I would like to fit a graph that closely follow the characteristics of a scatterplot using Python.
I have searched many curve-fitting techniques, and I have tried many different polynomial and linear regression approach powered by Scikit-Learn library.
However, the best I could get is the following The result of polynomial regression
What I expect is somewhat like the following, denoted in green. The ideal result desired
I have thought about simple connecting the dots, but I think that it would not give me a concrete mathematical expression of the graph. So I need to come up with a way to draw a graph that looks like one in the green above, which can be described in a certain mathematical expression.
Can you guys suggest me the ways that I can do it? I was also thinking if combining logarithmic or exponential functions are necessary for this purpose. If anyone has a reasonable idea. I would appreciate your reply and would be glad to upvote!

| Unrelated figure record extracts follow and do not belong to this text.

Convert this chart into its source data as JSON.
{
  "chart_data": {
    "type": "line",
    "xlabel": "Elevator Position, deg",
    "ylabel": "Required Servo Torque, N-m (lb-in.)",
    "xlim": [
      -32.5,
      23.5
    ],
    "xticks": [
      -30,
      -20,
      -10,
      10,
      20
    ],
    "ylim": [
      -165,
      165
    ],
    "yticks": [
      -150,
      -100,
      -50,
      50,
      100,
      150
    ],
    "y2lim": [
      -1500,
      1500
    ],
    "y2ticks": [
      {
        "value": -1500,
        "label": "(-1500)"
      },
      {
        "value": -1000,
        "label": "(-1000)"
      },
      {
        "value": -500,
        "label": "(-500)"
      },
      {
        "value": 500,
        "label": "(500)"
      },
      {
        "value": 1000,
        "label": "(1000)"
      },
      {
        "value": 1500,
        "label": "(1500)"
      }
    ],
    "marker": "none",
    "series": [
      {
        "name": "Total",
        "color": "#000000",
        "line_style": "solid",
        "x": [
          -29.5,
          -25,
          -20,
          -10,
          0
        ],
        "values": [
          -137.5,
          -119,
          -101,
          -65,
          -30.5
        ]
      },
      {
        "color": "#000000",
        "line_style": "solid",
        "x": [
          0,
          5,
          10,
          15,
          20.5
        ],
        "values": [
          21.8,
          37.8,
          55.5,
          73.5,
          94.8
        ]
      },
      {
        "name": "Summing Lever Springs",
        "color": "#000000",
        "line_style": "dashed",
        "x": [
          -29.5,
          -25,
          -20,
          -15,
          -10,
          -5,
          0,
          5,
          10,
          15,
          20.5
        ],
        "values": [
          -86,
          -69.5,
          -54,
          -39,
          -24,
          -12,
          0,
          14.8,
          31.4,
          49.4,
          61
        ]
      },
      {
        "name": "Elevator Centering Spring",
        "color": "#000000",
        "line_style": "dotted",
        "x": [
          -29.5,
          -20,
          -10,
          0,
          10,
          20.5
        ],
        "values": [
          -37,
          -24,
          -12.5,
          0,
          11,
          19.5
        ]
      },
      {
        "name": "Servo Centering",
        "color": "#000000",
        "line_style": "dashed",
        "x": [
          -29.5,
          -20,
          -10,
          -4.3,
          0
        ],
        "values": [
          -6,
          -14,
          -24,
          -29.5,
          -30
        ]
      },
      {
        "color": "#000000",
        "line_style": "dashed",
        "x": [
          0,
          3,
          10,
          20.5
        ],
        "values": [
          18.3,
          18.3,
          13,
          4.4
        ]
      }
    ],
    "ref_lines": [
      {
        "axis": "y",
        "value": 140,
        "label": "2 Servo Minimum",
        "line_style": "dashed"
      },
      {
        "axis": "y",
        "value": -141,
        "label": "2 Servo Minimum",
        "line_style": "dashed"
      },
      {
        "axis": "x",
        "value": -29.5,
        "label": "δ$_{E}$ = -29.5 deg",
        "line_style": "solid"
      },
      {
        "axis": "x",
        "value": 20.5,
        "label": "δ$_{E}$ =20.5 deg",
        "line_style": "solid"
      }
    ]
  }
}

Just to give you an idea of what kind of code that I used, I am attaching my piece of python code that I used to produce the results displayed with the first picture.
import numpy as np
import pandas as pd
import plotly.express as px
from sklearn.preprocessing import PolynomialFeatures
from sklearn.linear_model import LinearRegression
import matplotlib.pyplot as plt
# Load the point cloud data
data = pd.read_csv('data/selected_2.csv')
points = data.to_numpy()
points_x = points[:, 0]
points_y = points[:, 1]
points_z = points[:, 2]
poly = PolynomialFeatures(degree=40, include_bias=False)

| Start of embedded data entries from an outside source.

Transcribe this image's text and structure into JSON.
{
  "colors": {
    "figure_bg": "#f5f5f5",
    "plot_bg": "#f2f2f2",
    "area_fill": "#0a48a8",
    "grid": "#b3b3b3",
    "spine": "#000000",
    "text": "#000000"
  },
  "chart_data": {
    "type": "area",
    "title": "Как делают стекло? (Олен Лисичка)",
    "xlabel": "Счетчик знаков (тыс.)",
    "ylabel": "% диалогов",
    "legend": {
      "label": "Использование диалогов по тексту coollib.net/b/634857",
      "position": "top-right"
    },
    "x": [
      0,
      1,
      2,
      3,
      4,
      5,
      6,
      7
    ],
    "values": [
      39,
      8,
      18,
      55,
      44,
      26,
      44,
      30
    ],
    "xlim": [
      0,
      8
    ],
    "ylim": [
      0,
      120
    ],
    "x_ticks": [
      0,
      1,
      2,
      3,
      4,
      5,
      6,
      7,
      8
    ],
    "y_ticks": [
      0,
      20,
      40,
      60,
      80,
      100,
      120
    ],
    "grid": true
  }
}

poly_features = poly.fit_transform(points_x.reshape(-1, 1))
poly_reg_model = LinearRegression()
poly_reg_model.fit(poly_features, points_z)
z_predicted = poly_reg_model.predict(poly_features)
plt.figure(figsize=(10, 6))
plt.title("Your first polynomial regression – congrats! :)", size=16)
plt.scatter(points_x, points_z)
plt.plot(points_x, z_predicted, c="red")
plt.show()
the data that I used is a point cloud data composed of 'X', 'Y', and 'Z' columns, with each row indicating the coordinates. The size of the original data is (23, 3). But as 'Y' components are negligible in my case, I am only concerned with columns 'X' and 'Z'. This is why I am trying to do this in 2D graph.
Your code seems fine, but...
...as you formulated it, the polynomial curve is implicit (there are multiple z
values for the same x
).
Swapping the X
, Z
variables will make your curve explicit and then fittable as it looks like a reasonable polynomial.